Perempuan yang mirip Nova Eliza karena tahi lalat yang cukup besar di atas bibirnya ini adalah tipe periang dan tengil. Aku sering berterus terang padanya tidak menyukai orang yang tengil dan dia akan makin menjadi-jadi. Dia selalu jujur tentang diriku, apa yang kurang dan tidak baik dariku.

Kami adalah dua kolaborator yang pas saat belajar dan mengerjakan tugas. Kami cocok sekali dalam berbagi pengetahuan. Dia sering membantuku dalam pelajaran matematika yang paling disukainya. Alhasil, kami selalu jadi yang tercepat memecahkan jawaban soal matematika.
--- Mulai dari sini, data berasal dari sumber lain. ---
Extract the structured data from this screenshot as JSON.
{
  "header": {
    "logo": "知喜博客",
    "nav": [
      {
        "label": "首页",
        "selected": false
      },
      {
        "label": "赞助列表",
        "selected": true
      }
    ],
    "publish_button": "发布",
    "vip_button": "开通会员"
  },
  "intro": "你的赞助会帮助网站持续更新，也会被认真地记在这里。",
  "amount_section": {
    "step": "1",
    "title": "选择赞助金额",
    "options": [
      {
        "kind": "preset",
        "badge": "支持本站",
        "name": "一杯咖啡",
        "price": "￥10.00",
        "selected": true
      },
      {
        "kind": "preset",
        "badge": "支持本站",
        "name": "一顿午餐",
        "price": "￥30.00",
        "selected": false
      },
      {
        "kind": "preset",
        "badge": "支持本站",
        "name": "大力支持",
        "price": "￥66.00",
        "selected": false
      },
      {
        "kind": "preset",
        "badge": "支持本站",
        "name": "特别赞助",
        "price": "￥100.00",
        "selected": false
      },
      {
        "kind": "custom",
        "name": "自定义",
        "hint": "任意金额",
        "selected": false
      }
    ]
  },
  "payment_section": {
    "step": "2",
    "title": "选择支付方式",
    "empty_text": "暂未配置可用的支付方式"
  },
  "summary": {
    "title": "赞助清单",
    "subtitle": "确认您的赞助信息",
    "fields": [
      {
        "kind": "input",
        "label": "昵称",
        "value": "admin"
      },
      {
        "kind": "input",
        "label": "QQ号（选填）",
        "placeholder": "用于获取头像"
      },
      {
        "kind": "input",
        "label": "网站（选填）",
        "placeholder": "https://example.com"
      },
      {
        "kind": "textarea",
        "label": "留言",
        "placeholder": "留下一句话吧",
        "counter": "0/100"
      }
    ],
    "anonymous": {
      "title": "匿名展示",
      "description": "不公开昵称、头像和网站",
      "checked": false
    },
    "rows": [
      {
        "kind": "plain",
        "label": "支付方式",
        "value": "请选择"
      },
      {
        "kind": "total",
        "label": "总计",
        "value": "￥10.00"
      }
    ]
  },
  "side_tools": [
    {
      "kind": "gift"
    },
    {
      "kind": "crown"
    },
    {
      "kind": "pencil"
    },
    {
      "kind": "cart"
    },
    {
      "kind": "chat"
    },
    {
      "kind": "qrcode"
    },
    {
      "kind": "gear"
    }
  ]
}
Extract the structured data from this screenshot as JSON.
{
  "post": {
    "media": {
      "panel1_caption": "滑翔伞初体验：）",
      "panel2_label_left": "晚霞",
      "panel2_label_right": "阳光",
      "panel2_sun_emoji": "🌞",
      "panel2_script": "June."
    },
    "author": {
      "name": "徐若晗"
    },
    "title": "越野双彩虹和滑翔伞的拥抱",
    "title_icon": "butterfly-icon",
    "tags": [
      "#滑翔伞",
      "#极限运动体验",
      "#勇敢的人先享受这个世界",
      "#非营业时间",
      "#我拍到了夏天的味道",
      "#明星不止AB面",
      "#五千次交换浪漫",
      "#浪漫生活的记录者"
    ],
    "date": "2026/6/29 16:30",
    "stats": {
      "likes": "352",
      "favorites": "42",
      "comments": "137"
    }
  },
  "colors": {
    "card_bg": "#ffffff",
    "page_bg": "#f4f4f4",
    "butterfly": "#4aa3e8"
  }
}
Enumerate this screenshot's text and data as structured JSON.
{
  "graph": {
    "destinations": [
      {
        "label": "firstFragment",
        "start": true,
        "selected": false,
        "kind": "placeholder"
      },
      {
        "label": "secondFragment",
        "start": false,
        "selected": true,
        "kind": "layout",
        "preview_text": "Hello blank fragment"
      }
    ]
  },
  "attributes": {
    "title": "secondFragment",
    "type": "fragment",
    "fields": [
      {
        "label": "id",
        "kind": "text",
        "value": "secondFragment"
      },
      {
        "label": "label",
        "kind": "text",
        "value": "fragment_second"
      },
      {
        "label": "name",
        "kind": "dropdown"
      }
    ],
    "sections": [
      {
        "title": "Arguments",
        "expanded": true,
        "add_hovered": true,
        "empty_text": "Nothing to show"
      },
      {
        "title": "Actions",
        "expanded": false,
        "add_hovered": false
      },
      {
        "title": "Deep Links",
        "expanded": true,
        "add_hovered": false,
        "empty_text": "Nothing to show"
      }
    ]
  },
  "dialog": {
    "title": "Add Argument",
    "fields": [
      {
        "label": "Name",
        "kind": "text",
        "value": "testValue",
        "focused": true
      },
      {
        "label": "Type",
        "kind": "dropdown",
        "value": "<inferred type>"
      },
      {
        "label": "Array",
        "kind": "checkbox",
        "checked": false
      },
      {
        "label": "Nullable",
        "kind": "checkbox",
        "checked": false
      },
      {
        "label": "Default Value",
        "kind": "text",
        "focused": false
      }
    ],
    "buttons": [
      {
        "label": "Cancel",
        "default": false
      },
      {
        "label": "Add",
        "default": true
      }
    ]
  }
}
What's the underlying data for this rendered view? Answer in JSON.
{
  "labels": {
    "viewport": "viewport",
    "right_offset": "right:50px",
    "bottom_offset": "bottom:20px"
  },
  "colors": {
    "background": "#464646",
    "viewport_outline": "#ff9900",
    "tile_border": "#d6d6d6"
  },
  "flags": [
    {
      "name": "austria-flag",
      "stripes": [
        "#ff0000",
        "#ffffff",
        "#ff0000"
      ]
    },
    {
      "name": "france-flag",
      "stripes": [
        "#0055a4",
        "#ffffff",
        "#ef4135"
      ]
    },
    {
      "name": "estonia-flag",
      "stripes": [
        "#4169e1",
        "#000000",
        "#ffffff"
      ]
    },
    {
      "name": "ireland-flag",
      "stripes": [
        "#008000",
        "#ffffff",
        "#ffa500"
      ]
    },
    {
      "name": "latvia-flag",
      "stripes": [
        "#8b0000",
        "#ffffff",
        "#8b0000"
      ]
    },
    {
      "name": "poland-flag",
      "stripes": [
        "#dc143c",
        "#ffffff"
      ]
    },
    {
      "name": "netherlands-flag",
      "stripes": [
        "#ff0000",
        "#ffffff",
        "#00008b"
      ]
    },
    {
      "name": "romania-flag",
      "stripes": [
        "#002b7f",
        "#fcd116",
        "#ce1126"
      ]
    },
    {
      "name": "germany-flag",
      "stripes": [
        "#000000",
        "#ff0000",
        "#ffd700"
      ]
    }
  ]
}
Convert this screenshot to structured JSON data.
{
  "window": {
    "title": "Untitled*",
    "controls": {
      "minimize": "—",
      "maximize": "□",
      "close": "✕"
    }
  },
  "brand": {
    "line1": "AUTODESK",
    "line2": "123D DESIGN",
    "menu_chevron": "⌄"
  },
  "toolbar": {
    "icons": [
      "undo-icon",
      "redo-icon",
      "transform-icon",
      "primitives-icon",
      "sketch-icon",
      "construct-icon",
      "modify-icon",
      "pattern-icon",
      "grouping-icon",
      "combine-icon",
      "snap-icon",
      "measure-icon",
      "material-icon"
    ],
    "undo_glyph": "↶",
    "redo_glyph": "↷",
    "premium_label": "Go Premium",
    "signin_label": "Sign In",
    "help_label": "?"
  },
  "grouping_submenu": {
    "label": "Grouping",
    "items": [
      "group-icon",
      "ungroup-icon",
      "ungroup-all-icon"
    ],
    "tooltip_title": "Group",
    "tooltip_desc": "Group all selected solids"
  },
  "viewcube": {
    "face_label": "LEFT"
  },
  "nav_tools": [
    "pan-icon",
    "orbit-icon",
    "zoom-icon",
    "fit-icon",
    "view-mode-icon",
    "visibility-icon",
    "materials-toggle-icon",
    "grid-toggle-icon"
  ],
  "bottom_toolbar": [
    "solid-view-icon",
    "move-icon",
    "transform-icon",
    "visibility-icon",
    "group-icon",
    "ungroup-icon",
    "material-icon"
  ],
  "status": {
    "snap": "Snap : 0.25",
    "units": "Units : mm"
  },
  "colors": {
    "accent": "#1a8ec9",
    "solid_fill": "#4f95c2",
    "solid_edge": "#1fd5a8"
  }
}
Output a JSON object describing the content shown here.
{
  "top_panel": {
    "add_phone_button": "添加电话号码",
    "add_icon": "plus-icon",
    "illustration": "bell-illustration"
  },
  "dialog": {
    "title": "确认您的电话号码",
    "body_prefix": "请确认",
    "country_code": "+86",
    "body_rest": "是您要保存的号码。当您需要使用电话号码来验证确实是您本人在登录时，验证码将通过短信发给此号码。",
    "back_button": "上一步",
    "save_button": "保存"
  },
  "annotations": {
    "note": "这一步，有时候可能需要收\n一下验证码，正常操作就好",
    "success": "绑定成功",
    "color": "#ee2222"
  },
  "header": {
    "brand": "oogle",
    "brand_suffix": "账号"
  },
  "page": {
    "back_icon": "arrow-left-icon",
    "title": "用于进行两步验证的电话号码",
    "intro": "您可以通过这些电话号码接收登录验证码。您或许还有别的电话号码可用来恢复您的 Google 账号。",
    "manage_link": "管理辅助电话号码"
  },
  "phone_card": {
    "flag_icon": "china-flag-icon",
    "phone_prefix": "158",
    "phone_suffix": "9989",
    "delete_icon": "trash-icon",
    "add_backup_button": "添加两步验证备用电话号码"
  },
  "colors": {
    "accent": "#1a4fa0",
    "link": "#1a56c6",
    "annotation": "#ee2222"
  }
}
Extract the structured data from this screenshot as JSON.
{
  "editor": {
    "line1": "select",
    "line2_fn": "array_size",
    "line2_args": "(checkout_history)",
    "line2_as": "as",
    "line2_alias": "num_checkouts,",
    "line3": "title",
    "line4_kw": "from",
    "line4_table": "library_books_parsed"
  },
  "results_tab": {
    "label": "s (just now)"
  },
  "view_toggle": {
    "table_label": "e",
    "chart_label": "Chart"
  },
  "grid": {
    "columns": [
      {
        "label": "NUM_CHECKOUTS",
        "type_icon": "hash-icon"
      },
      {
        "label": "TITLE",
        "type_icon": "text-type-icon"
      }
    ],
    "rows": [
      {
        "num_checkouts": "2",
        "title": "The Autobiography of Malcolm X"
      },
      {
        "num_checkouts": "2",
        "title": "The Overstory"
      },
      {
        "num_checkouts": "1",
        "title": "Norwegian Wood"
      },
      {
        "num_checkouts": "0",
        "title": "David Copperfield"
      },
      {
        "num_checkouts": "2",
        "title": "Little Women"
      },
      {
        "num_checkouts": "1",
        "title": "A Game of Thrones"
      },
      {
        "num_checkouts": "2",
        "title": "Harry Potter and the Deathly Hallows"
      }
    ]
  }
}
Kepada dia, aku juga menceritakan tentang seseorang yang aku sukai. Dia selalu menggodaku saat mendengar orang-orang bertengkar memperebutkan orang yang kusukai. Saat itu aku yang malu mendengar kejadian itu malah marah kepadanya. Menurutku dia tidak pantas mempertanyakan apa aku cemburu dengan orang-orang itu. Dia juga sering meledekku karena teman lelakiku yang sering mengganggu sampai menggombal. Aku sedih dan kecewa sekali saat dia memberitahu bahwa tantenya telah menguruskan surat pindah ke Bone. Aku benar-benar kehilangan, bangku tempatnya mendadak seperti cerita film bangku kosong.

Aku ingin sekali bertemu dengannya untuk mengganti pertemuan yang pernah hampir terjadi. Juga untuk menghapuskan kekecewaanku karena nomor yang tersimpan di ponselku ternyata milik seseorang yang tinggal di provinsi sebelah, Kendari. Padahal wajah yang menjadi gambar profilnya mirip sekali dengannya. Aku ingin bercerita dan bertanya banyak hal kepadanya. Juga mungkin bernostalgia sambil bernyanyi lagu favorit kamu, “Sampai menutup mata”-nya Acha Septriasa. Ah, Ayu bagaimana kabarmu yah?

Terakhir, aku ingin menyampaikan kalau aku juga ingin bertemu teman masa kecilku. Suci. Kami juga punya banyak kenangan yang melibatkan perasaan dan cerita-cerita yang jarang dialami anak-anak seumuran kami. Kepada Suci, aku ingin sekali bertanya tentang kebiasaan yang tak biasa yang hanya kami yang punya sependek yang kami tahu. Apa dia masih melakukannya? Ahh… pertemuan untuk tujuan ini sudah lama aku impikan. Mencari jejak keduanya lewat media sosial bermodal nama itu sulit sekali jika ada yang menyarankan. Nama mereka berdua pasaran. Aku sudah mencobanya tapi gagal. Semoga ada kejutan kesempatan yang mempertemukan kami. Hopefully!